In this work, we have performed atomistic molecular dynamics simulations to explore the Stokes–Einstein relation of TIP5P water with a constant density at high temperatures in a range of 400 K–800 K. Our results indicate that the fractional Stokes–Einstein is also existent in TIP5P water at high temperatures within 400 K–800 K similar to the scenario in supercooled water. The two variants of the Stokes–Einstein relation, Dτ−1 and DT/τ, are crossed at temperature Tx = 510 K while heating; a similar cross point is observed at Tx = 620 K for the Stokes–Einstein relation evaluated by DT/η. For Dτ−1, it takes a fractional form like Dτξ for all temperatures with ξ = −2.09 when T < Tx and −1.25 if T > Tx. For DT/τ, it takes a fractional form as D ∼ (τ/T)ξ; ξ is −1.01 below Tx and −0.51 above Tx. DT/η is satisfied below Tx = 620 K but is existent in a fractional form as D ∼ (T/η)ξ with ξ = 1.21 when T > Tx. Each of the three formulas takes a fractional form above a crossover temperature, which is similar to the scenario in supercooled water at low temperatures.
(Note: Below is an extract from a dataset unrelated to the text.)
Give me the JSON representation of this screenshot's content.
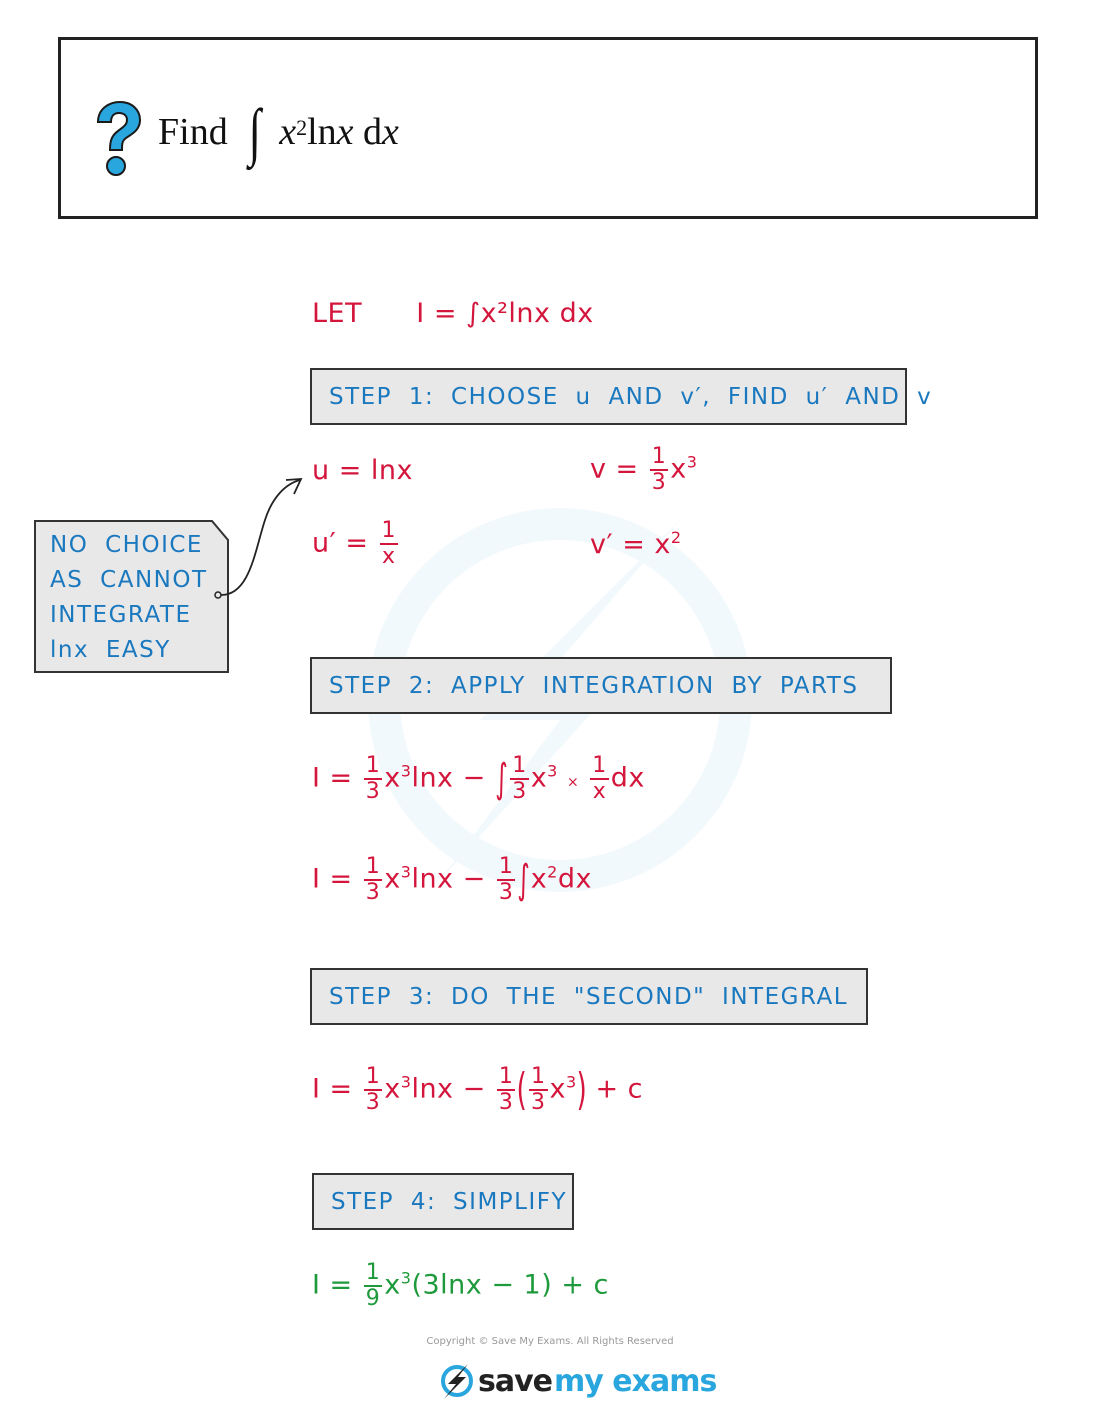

Our results indicate that the fractional form of the Stokes–Einstein relation is explicitly existent in TIP5P water at high temperatures.
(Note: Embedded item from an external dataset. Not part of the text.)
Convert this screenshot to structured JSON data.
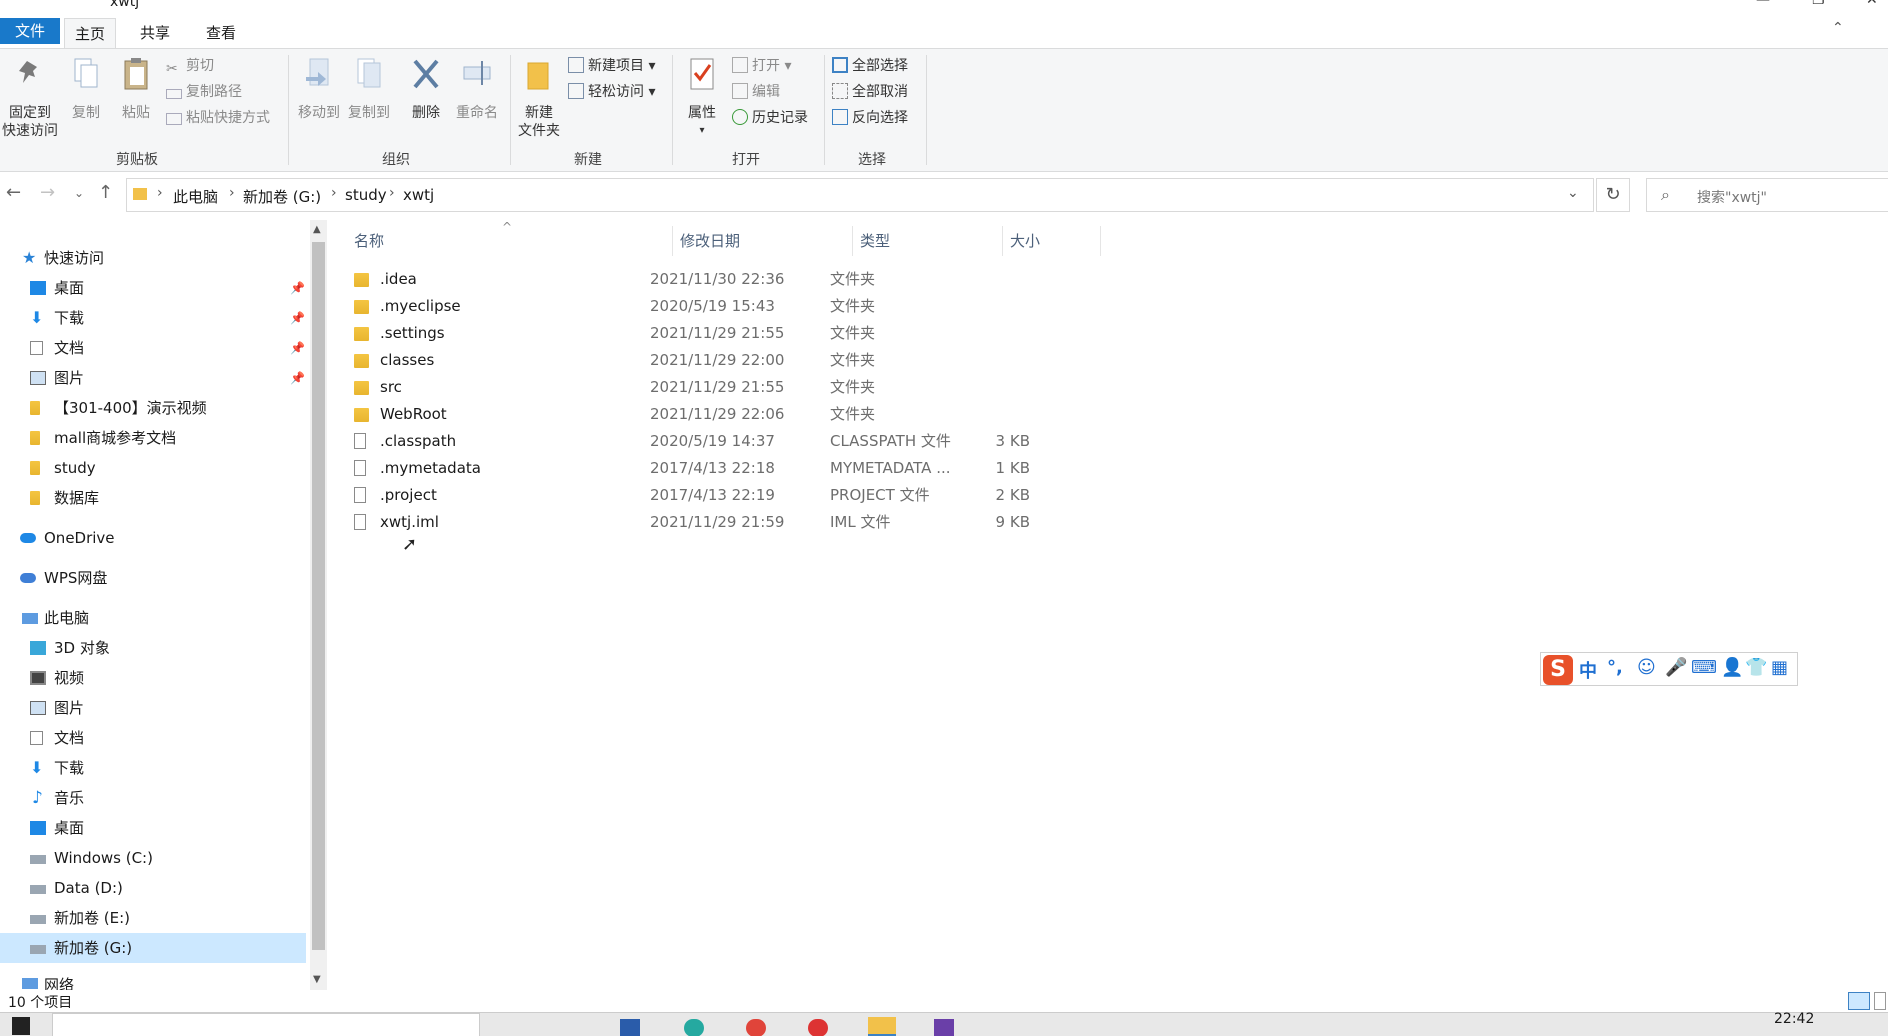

A comparison of the results given by Dτ−1 and DT/τ with those obtained by the Stokes–Einstein relation given DT/η shows that DT/τ is a good variant of the Stokes–Einstein relation for TIP5P water within 400 K–510 K, but Dτ−1 is not for all temperatures within 400 K–800 K. The displacement of water molecule deviates from a Gaussian distribution as demonstrated by the non-Gaussian parameter; although the deviation is much smaller than that in supercooled water, yet it leads to the breakdown of Dτ−1. The DT/η and DT/τ are broken down into a fractional form at high temperature with smaller deviations from the Gaussian distribution; but both are valid with a larger dynamic heterogeneity below Tx. It is different from the observed breakdown in supercooled water at low temperatures. As the water is at high temperature and in an equilibrium state, we should expect the validity of the Stokes–Einstein relation. The thermal random movement is likely to disrupt the hydration shell of water and the local tetrahedral structure while heating; moreover, the system may enter into the super critical region while heating, which lead to different increases of diffusion and decreases of relaxation as well as the two Arrhenius laws displayed in diffusion and relaxation. Moreover, the hydration effect decreases and less water molecules are correlated with the center water molecule with temperature increasing; the population of HDA increases with temperature increasing but increases more slowly as the temperature further increases. The effective hydrodynamic radius is not a constant for all temperatures but decreases with temperature increasing for T > 660 K. We propose that the fractional forms of Dτ−1 and DT/τ are due to the disruption of the hydration shells and local tetrahedral structure as well as the increase of shear viscosity; the breakdown of DT/η may be due to the system entering into a critical region when heating; the effective hydrodynamic radius should be critically evaluated while testing the Stokes–Einstein relation when the conditions experience a large change.